“Una corsa contro il tempo”. Così La Repubblica, in un pezzo pubblicato nell’edizione online, definisce il momento dell’Inter. Entro fine maggio c’è il termine per l’iscrizione a campionato e Champions. Servono non meno di 200 milioni di prestito. “Steven Zhang e i suoi negoziatori stanno dialogando separatamente con diversi fondi di debito americani – si legge – entro il 30 maggio la Figc pretende che siano pagati gli stipendi arretrati al personale (o che si sia negoziata una dilazione di alcune mensilità) e nelle settimane successive l’Uefa esige che siano saldate le rate pattuite con società straniere per i cartellini dei giocatori acquistati all’estero, fra cui Hakimi e Lukaku”.

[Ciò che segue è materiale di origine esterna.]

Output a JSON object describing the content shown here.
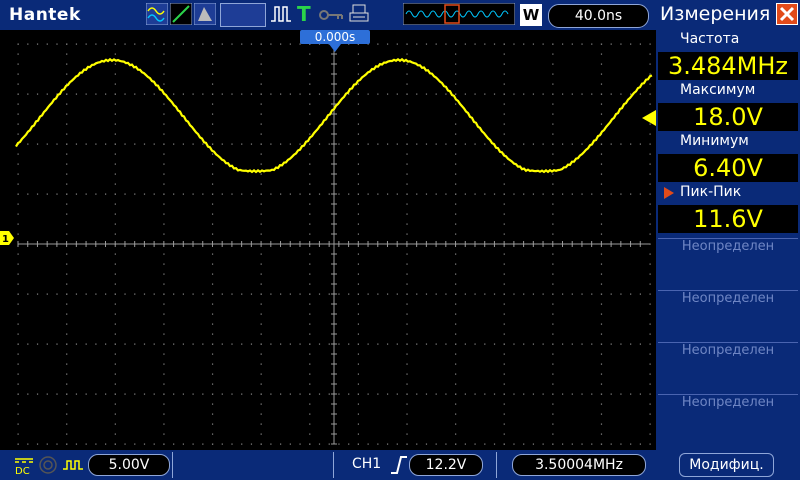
{
  "brand": "Hantek",
  "topbar": {
    "wave_mode_icons": [
      "wave-icon",
      "line-icon",
      "persist-icon"
    ],
    "trigger_icons": [
      "pulse-icon",
      "trigger-t-icon",
      "key-icon",
      "printer-icon"
    ],
    "w_label": "W",
    "timebase": "40.0ns"
  },
  "trigger": {
    "position_label": "0.000s"
  },
  "channel_marker": "1",
  "bottom": {
    "ch_scale": "5.00V",
    "trigger_channel": "CH1",
    "trigger_level": "12.2V",
    "trigger_freq": "3.50004MHz"
  },
  "panel": {
    "title": "Измерения",
    "measurements": [
      {
        "label": "Частота",
        "value": "3.484MHz"
      },
      {
        "label": "Максимум",
        "value": "18.0V"
      },
      {
        "label": "Минимум",
        "value": "6.40V"
      },
      {
        "label": "Пик-Пик",
        "value": "11.6V",
        "selected": true
      }
    ],
    "empty_slots": [
      "Неопределен",
      "Неопределен",
      "Неопределен",
      "Неопределен"
    ],
    "modify_label": "Модифиц."
  },
  "colors": {
    "trace": "#ffff00",
    "bar": "#0a2a78",
    "accent": "#e24b1a"
  }
}
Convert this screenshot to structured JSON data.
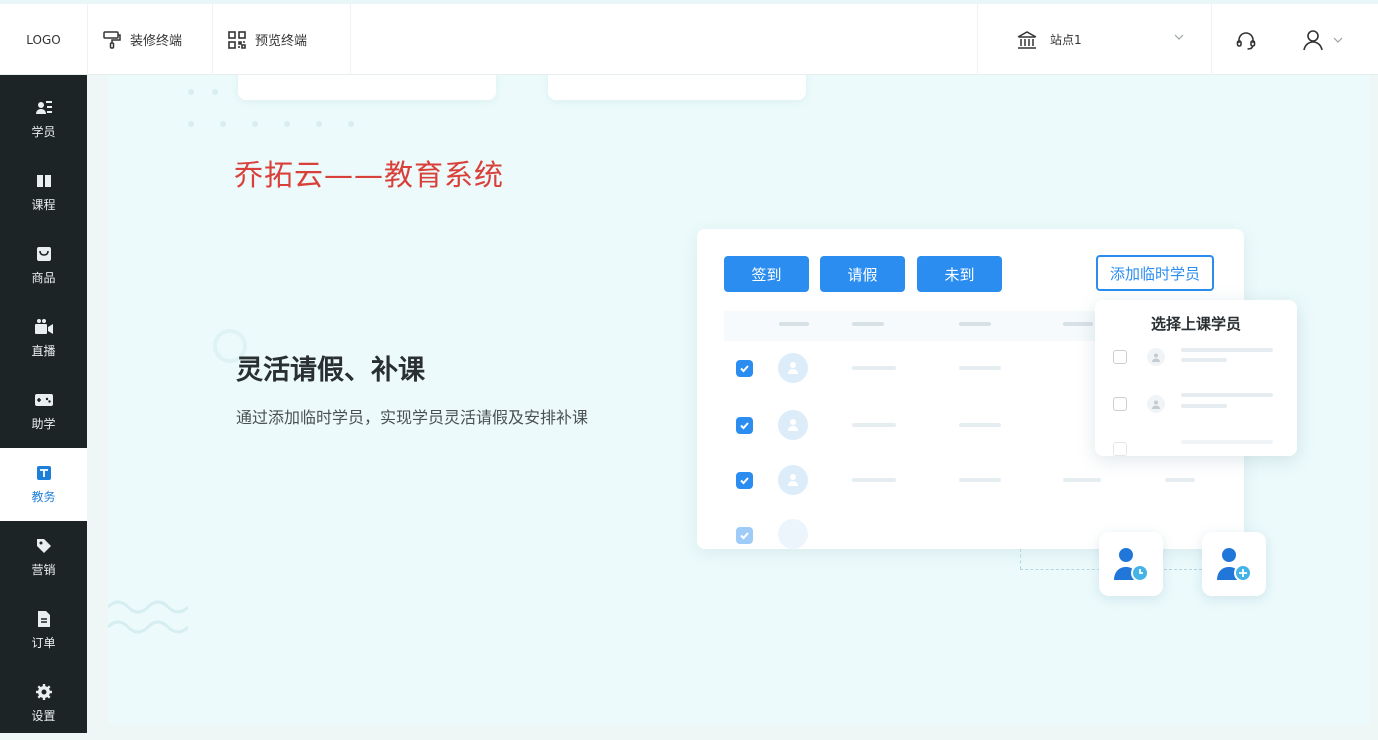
{
  "header": {
    "logo": "LOGO",
    "decorate_label": "装修终端",
    "preview_label": "预览终端",
    "site_label": "站点1",
    "icons": [
      "paint-roller-icon",
      "qr-code-icon",
      "bank-icon",
      "chevron-down-icon",
      "headset-icon",
      "user-icon"
    ]
  },
  "sidebar": {
    "items": [
      {
        "label": "学员",
        "icon": "students-icon"
      },
      {
        "label": "课程",
        "icon": "book-icon"
      },
      {
        "label": "商品",
        "icon": "bag-icon"
      },
      {
        "label": "直播",
        "icon": "video-icon"
      },
      {
        "label": "助学",
        "icon": "gamepad-icon"
      },
      {
        "label": "教务",
        "icon": "academic-icon",
        "active": true
      },
      {
        "label": "营销",
        "icon": "tag-icon"
      },
      {
        "label": "订单",
        "icon": "order-icon"
      },
      {
        "label": "设置",
        "icon": "gear-icon"
      }
    ]
  },
  "main": {
    "brand_title": "乔拓云——教育系统",
    "hero_title": "灵活请假、补课",
    "hero_desc": "通过添加临时学员，实现学员灵活请假及安排补课",
    "card": {
      "buttons": [
        "签到",
        "请假",
        "未到"
      ],
      "add_temp_button": "添加临时学员"
    },
    "popup": {
      "title": "选择上课学员"
    }
  },
  "colors": {
    "accent": "#2b8df0",
    "brand_red": "#d9403a",
    "sidebar_bg": "#1c2425",
    "active_text": "#1e7fd8"
  }
}
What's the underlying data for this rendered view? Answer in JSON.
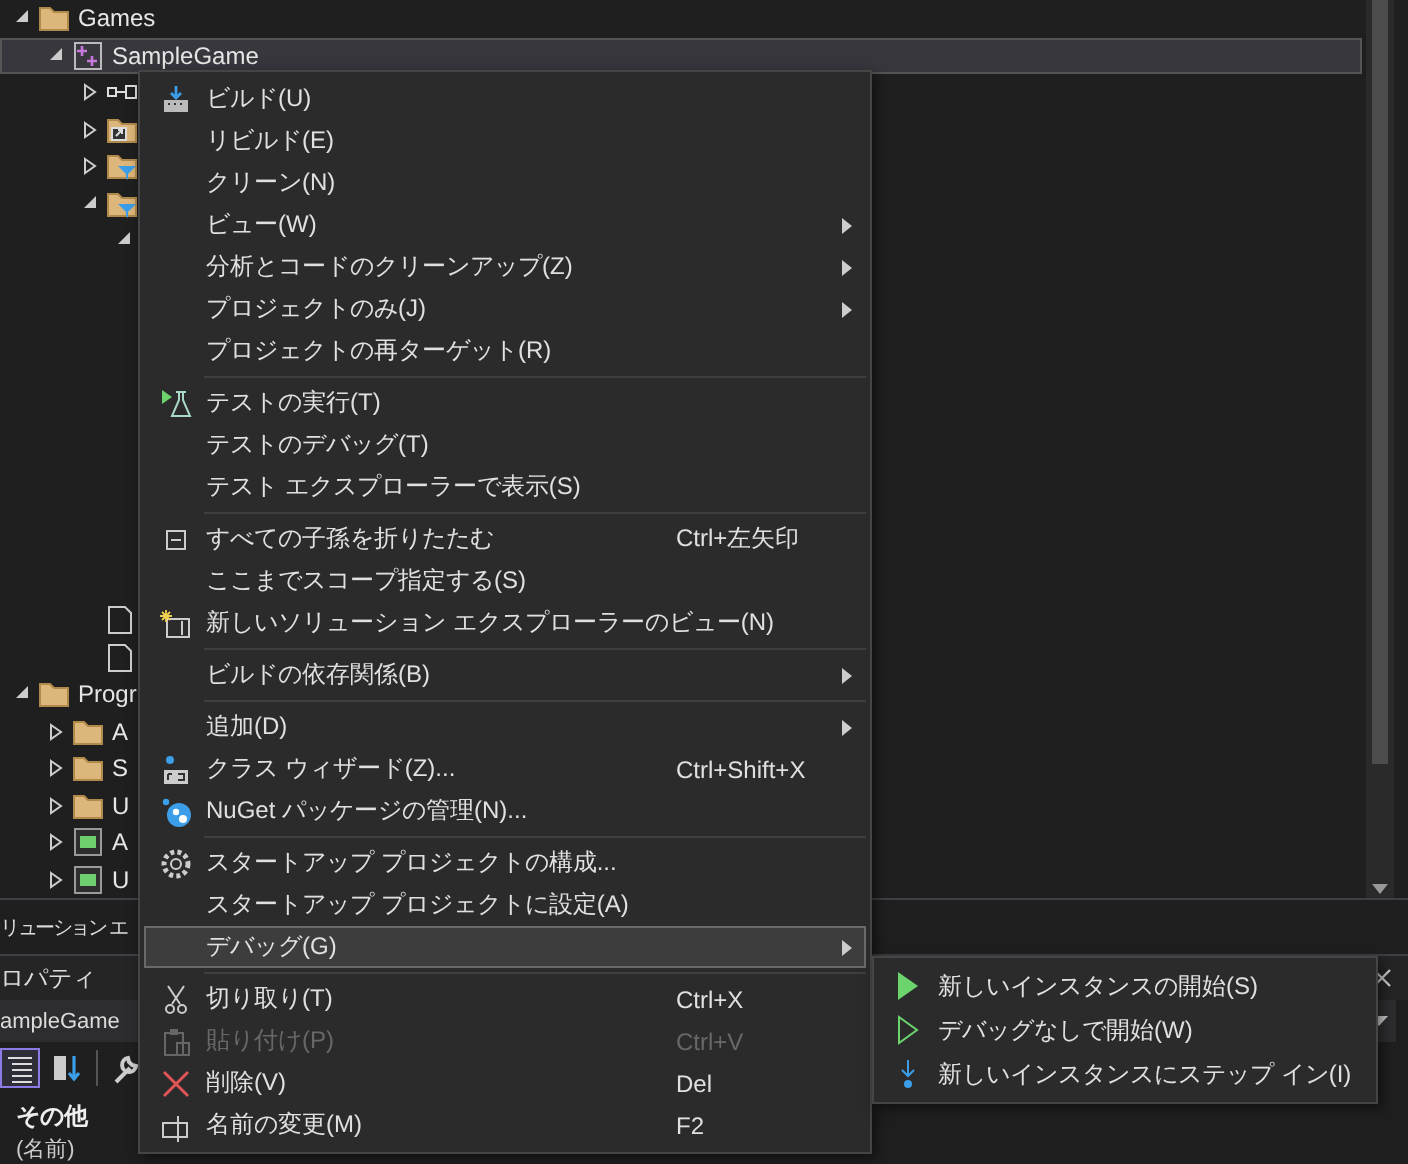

I tempi sono ancora più stretti, il prestito andrà erogato una settimana prima dle 30 maggio a Hold Co 1, veicolo lussemburghese che sostituirà Great Horizon come holding proprietaria dell’Inter, successivamente i soldi verranno girati dove serve. A guidare l’operazione per Goldman Sachs, che è incaricata di chiudere il finanziamento, è Greg Carey, un top manager che ha già avuto un ruolo centrale nell’acquisizione della Roma da parte di Pallotta. Lavorò anche con Thohir per rinegoziare il debito del club.

L’unica buona notizia è che il club, che oggi “brucia” 10 milioni al mese, con la riapertura degli stadi potrebbe arrivare quanto meno a pari.